Es ist augenscheinlich, daß mit der umstrittenen Dienstanweisung der Arbeitgeberin (Bet. zu 2 und 3) eine solche Maßnahme nicht getroffen worden ist. Die arbeitgeberseitige Dienstanweisung diente ausschließlich dazu, die Arbeitspflichten und zu erfüllenden Aufgabenstellungen der Mitarbeiter zu erweitern. Ob dies rechtlich zulässig und zumutbar ist, entscheidet sich ausschließlich nach dem Inhalt der Arbeitsverträge der betroffenen Mitarbeiter. Erkennen die Arbeitnehmer in der Dienstanweisung eine Überschreitung des arbeitsvertraglichen Rahmens, können sie dies in einem Individualrechtsstreit zum Gegenstand arbeitsgerichtlicher Überprüfung machen. Befugnisse des Betriebsrats hierbei kollektiv tätig zu werden stellt das Betriebsverfassungsgesetz dagegen nicht zur Verfügung.

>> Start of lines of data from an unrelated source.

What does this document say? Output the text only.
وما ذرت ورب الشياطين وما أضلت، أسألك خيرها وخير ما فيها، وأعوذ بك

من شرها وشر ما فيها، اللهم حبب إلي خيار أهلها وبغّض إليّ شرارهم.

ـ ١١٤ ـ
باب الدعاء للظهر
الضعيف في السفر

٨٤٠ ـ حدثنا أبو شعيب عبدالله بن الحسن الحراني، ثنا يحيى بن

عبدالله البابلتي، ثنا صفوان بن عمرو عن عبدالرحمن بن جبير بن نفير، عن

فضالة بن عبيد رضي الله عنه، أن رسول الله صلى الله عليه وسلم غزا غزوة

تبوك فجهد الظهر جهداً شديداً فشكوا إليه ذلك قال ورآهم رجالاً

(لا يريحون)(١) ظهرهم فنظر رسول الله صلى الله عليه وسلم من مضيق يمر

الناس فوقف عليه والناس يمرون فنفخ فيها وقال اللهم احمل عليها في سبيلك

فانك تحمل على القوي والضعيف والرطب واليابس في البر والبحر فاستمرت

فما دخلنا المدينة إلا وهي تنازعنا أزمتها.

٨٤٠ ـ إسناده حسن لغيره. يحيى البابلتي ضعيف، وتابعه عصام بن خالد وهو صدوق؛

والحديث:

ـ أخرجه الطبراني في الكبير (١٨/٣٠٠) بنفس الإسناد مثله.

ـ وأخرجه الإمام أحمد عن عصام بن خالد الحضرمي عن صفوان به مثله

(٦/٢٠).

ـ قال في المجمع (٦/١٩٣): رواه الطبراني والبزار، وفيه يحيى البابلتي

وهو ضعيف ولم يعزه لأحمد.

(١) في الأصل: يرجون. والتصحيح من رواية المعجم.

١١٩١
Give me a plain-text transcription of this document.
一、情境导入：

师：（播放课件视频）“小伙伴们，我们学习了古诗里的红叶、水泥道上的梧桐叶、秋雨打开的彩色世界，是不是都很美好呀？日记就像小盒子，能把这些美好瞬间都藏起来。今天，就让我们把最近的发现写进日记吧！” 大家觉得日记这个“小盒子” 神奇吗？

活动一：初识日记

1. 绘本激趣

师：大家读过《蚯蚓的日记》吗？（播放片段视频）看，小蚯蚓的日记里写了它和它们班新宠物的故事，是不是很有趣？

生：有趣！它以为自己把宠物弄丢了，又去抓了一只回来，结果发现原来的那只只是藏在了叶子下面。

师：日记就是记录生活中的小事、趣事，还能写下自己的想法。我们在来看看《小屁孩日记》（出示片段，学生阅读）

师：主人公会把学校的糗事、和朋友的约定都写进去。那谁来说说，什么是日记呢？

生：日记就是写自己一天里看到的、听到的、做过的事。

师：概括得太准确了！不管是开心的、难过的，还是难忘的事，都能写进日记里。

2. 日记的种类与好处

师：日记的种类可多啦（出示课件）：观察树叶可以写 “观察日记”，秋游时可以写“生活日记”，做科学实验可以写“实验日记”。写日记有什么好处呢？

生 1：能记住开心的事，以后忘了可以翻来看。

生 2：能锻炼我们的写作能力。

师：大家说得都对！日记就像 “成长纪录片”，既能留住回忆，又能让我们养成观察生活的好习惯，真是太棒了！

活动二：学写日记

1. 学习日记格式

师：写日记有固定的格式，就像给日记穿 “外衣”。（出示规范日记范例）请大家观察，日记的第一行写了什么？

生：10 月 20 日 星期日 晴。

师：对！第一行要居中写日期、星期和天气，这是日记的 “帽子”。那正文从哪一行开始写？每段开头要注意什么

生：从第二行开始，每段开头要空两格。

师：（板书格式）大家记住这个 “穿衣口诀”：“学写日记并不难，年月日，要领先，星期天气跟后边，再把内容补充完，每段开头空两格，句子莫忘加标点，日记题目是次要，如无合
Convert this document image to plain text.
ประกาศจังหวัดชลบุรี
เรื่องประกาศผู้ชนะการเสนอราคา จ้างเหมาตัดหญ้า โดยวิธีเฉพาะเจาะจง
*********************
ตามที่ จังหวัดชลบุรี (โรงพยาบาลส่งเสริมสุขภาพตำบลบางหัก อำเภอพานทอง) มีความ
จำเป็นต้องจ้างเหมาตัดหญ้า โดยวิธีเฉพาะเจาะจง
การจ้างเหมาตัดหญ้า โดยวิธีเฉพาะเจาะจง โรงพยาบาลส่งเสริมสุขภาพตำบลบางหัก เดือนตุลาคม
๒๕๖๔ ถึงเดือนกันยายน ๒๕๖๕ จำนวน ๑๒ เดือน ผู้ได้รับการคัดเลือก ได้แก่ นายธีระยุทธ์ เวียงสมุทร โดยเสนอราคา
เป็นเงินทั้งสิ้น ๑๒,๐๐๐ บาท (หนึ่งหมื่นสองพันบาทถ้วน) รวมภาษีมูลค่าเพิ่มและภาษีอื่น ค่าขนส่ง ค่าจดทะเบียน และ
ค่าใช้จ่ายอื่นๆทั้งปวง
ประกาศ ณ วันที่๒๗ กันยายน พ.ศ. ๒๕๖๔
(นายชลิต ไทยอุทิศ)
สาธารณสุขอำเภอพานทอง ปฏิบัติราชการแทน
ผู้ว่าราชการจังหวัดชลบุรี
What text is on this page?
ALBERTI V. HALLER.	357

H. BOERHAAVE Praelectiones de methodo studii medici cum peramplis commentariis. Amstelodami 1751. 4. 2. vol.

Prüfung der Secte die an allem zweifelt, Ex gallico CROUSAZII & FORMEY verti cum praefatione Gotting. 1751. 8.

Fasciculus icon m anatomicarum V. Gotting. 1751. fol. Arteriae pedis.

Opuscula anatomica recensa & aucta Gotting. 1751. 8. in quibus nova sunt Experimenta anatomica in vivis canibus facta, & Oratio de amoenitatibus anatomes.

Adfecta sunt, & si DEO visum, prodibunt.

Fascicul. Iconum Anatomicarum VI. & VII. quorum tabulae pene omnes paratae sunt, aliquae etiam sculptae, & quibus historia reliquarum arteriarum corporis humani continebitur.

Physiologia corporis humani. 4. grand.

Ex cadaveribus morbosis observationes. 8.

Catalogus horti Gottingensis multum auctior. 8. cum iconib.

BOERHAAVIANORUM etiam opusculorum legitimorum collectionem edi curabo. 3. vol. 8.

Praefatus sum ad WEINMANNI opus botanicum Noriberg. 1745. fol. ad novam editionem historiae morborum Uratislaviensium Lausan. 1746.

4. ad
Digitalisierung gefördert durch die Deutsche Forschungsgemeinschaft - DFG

Soweit die Beschwerde ihren Antrag auf Errichtung einer Einigungsstelle auf die Erweiterung oder Veränderung des Betriebszwecks stützt und in der Umsetzung der Dienstanweisung eine gegebenenfalls interessenausgleichspflichtige Betriebsänderung im Sinne der §§ 111 und 112 BetrVG 1972 erkennt, ist nicht einsichtig, daß die Aufgabenzuweisung die Betriebsorganisation oder den Betriebszweck grundlegend geändert hat. Ohne nähere Darlegungen erübrigt sich daher eine Überprüfung dieser von der Beschwerde vorgetragenen Rechtsauffassung.
Eine Kostenentscheidung ist entbehrlich, da gemäß § 12 Abs. 5 ArbGG im Beschlußverfahren Gerichtskosten nicht erhoben werden.
Gegen diese Entscheidung findet ein Rechtsmittel nicht statt (§ 98 Abs. 2 Satz 2 ArbGG).